# kyllä, niin, joo



## Joannes

Hello,

What is the difference in use of these three when meaning 'yes'?

(A very short question for a not quite so evident answer, I suppose, but I'm sure you'll do great. )

Thank you very much in advance!


----------



## Hakro

_Kyllä_ is the general word for 'yes'.
_Niin_ is used when one agrees with the former speaker (direct translation is 'so'). It's often followed by a verb: _niin on_ = 'so it is'.
_Joo _and_ juu _are colloquial words for 'yes'.

I hope that this very short answer helps you.


----------



## Joannes

Hakro said:


> _Niin_ is used when one agrees with the former speaker


 
But isn't that what *kyllä* does, as well?  Or are you implying that its use differs from *kyllä*'s in that *niin* is not (usually/as much as *kyllä*) used as an answer to yes/no questions, but just as an affirming reaction to statements?

And/or that *niin* differs from *kyllä* in that it literally agrees to a previously mentioned (possibly negated) proposition, while *kyllä* would carry the polarity of that proposition in its own?

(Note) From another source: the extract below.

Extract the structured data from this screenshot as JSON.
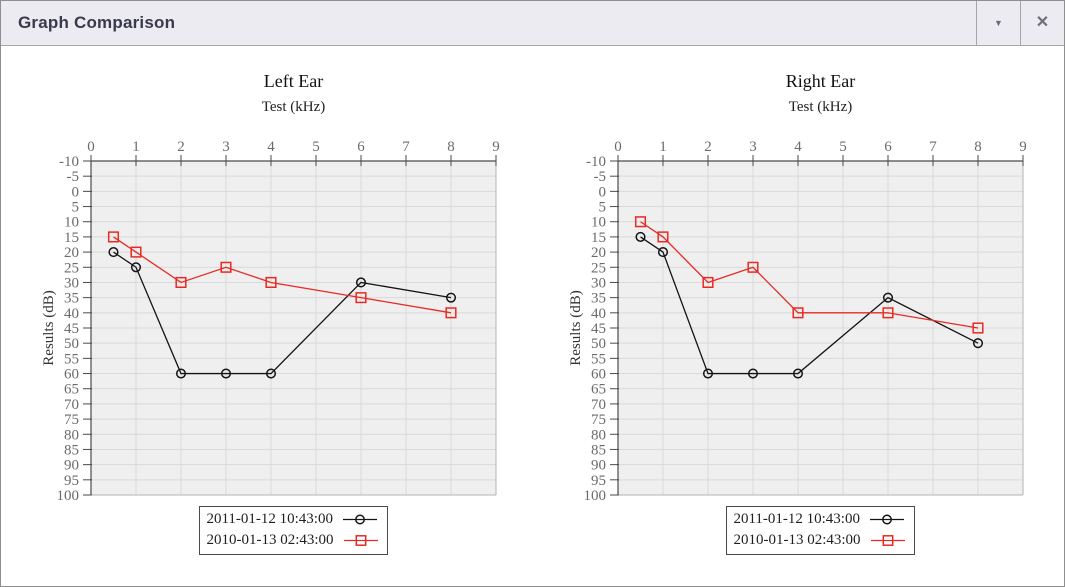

I mean: answered to *do you like dogs?*, they would both mean 'yes, I do', but answered to *don't you like dogs?*, *niin* would mean 'so it is, I don't like dogs', while *kyllä(pä)* would mean 'yes, I do'?

Thank you, and best wishes for the new year!


----------



## Hakro

> But isn't that what *kyllä* does, as well? Or are you implying that its use differs from *kyllä*'s in that *niin* is not (usually/as much as *kyllä*) used as an answer to yes/no questions, but just as an affirming reaction to statements?


Exactly, Joannes. You can always use 'kyllä' but 'niin' is possible only in certain cases. I try to give you some examples:
- Do you like dogs? Kyllä ('niin' is impossible).
- Don't you like dogs? Kyllä(pä) ('niin' is impossible)  or - Ei, en pidä (No I don't; 'niin' is impossible)
- I think you like dogs? Niin (pidänkin) ('kyllä' is also possible).
- I think you don't like dogs? Niin (en pidäkään) (No I don't) ('kyllä' is possible but seldom used in this case).

This means that you can use 'niin' as 'yes' only when the first speaker has said a statement, an opinion, an affirmation of his own and you agree with that. As an answer to a direct question you can never use 'niin'.

I hope you got the idea. If not, don't hesitate to ask again.


----------



## Joannes

Got it. Thank you very much.


----------